Hardware Accelerated Structure From Motion on TDA4VM

Trademarks

Jacinto is a trademark of Texas Instruments Incorporated.

All trademarks are the property of their respective owners.

1 Introduction

Whether it is a simple task such as lane assist or blind spot detection, or a more complex task such as autonomous navigation, understanding the surroundings of a vehicle or robot is vital for success, and thereby safety. Vehicles and robots perceive their environment by converting data captured by sensors such as, RADARs, LiDARs and Cameras in to a format that can be consumed by the vehicle’s decision-making engine. Light Detection and Ranging (LiDAR)-based maps tend to be the most accurate, however, they are typically cost prohibitive for most vehicles or robots. Therefore, RADAR and camera-based solutions tend to be more widely used.

The SFM algorithm is one of the more widely used algorithms for camera-based mapping. The SFM algorithm by itself outputs a point-cloud (a set of points extracted from surrounding objects), which can then be consumed by some type of mapping algorithm. The application described in this article feeds the point-cloud to an Occupancy Grid mapping algorithm to generate a map of the surroundings.

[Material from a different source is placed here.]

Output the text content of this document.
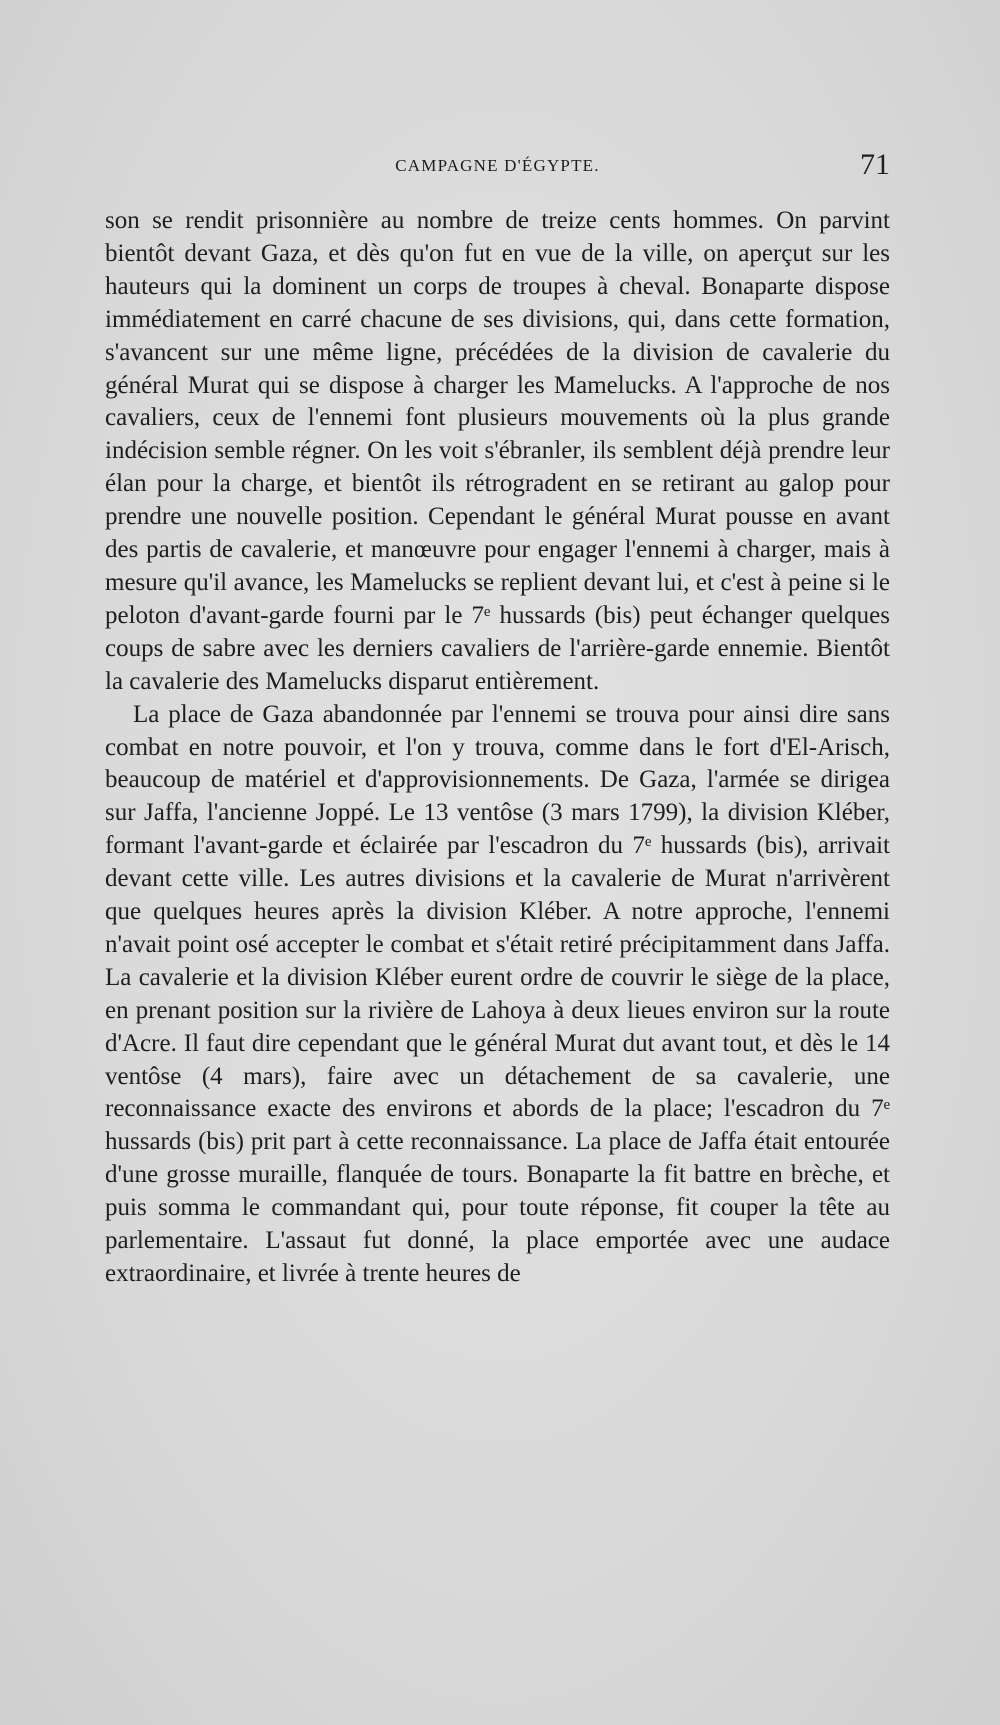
CAMPAGNE D'ÉGYPTE.	71

son se rendit prisonnière au nombre de treize cents hommes. On parvint bientôt devant Gaza, et dès qu'on fut en vue de la ville, on aperçut sur les hauteurs qui la dominent un corps de troupes à cheval. Bonaparte dispose immédiatement en carré chacune de ses divisions, qui, dans cette formation, s'avancent sur une même ligne, précédées de la division de cavalerie du général Murat qui se dispose à charger les Mamelucks. A l'approche de nos cavaliers, ceux de l'ennemi font plusieurs mouvements où la plus grande indécision semble régner. On les voit s'ébranler, ils semblent déjà prendre leur élan pour la charge, et bientôt ils rétrogradent en se retirant au galop pour prendre une nouvelle position. Cependant le général Murat pousse en avant des partis de cavalerie, et manœuvre pour engager l'ennemi à charger, mais à mesure qu'il avance, les Mamelucks se replient devant lui, et c'est à peine si le peloton d'avant-garde fourni par le 7ᵉ hussards (bis) peut échanger quelques coups de sabre avec les derniers cavaliers de l'arrière-garde ennemie. Bientôt la cavalerie des Mamelucks disparut entièrement.

La place de Gaza abandonnée par l'ennemi se trouva pour ainsi dire sans combat en notre pouvoir, et l'on y trouva, comme dans le fort d'El-Arisch, beaucoup de matériel et d'approvisionnements. De Gaza, l'armée se dirigea sur Jaffa, l'ancienne Joppé. Le 13 ventôse (3 mars 1799), la division Kléber, formant l'avant-garde et éclairée par l'escadron du 7ᵉ hussards (bis), arrivait devant cette ville. Les autres divisions et la cavalerie de Murat n'arrivèrent que quelques heures après la division Kléber. A notre approche, l'ennemi n'avait point osé accepter le combat et s'était retiré précipitamment dans Jaffa. La cavalerie et la division Kléber eurent ordre de couvrir le siège de la place, en prenant position sur la rivière de Lahoya à deux lieues environ sur la route d'Acre. Il faut dire cependant que le général Murat dut avant tout, et dès le 14 ventôse (4 mars), faire avec un détachement de sa cavalerie, une reconnaissance exacte des environs et abords de la place; l'escadron du 7ᵉ hussards (bis) prit part à cette reconnaissance. La place de Jaffa était entourée d'une grosse muraille, flanquée de tours. Bonaparte la fit battre en brèche, et puis somma le commandant qui, pour toute réponse, fit couper la tête au parlementaire. L'assaut fut donné, la place emportée avec une audace extraordinaire, et livrée à trente heures de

In automotive and robotics applications, the steps of receiving sensor data, converting the data to a usable format, and prescribing actions based on the perceived environment, are typically performed on an embedded platform. The Jacinto 7 TDA4x family of high-performance SoCs by Texas Instruments are designed from the ground up particularly to address the varied algorithmic needs of the automotive, industrial and robotics markets. The Structure From Motion, or SFM algorithm is one such algorithm around which the device was designed. As a result the key computational blocks of the algorithm map seamlessly to either hardware accelerators or general purpose processing cores on the TDA4VM device. This article describes the SFM based OG mapping algorithm, the TDA4VM device, and how the algorithm maps to the device to enable a high-fidelity real-time map of the environment, before showing some example implementations on the device with corresponding outputs.

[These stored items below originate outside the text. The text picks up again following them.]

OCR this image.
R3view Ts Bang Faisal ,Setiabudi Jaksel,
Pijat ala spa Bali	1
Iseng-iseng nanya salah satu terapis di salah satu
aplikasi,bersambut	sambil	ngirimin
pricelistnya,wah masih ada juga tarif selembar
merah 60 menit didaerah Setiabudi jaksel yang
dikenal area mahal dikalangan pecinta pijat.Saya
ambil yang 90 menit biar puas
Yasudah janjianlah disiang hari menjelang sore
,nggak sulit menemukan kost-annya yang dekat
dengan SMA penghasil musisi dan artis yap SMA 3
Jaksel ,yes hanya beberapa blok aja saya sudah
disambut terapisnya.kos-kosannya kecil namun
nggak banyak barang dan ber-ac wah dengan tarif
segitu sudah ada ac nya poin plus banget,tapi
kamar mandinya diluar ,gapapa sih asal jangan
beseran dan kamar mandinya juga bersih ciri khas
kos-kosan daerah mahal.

2 What is Structure From Motion?

In Computer Vision, the position of an object with respect to a vehicle is ascertained using images from two cameras, mounted on known disparate locations, looking at the object in question. In particular, key points from the object in both images are extracted and matched, and then using a process known as Triangulation the locations of the points that make up the object are deciphered. The process of distinguishing the position of a point in space using two cameras is known in the Computer Vision community as Stereo Vision, or Stereo Depth Estimation, and the set of points generated from all the correspondences in the two images is referred to as a point-cloud. Even as Stereo Vision is widely used by the automotive and robotics communities, it comes at a high system cost in terms of both dollars and image processing requirements, because it requires two high-precision cameras, capturing images at a relatively high frequency.

In contrast, Structure From Motion, or SFM, is an algorithm that can generate a point-cloud from a single camera in motion. As the name implies, in SFM, we have one camera which due to motion is in two distinct locations at two consecutive time instances, which effectively is the same as placing two cameras in distinct locations, given the objects in the frame have not moved between the two time instances, and given we know the relative motion of the camera. Thus, one can effectively use the same theory as in Stereo Vision to generate a point-cloud, from just one camera.

SFM algorithms come in two primary flavors, traditional Computer Vision based and Deep Learning based. Even though both flavors can be executed on TDA4VM, in this document, the focus in on the former, an algorithm based on traditional Computer Vision techniques. The point cloud generated by the SFM algorithm needs to then be utilized to generate a map of the surroundings, and in the application described here a 2D OG mapping approach is utilized for the mapping task.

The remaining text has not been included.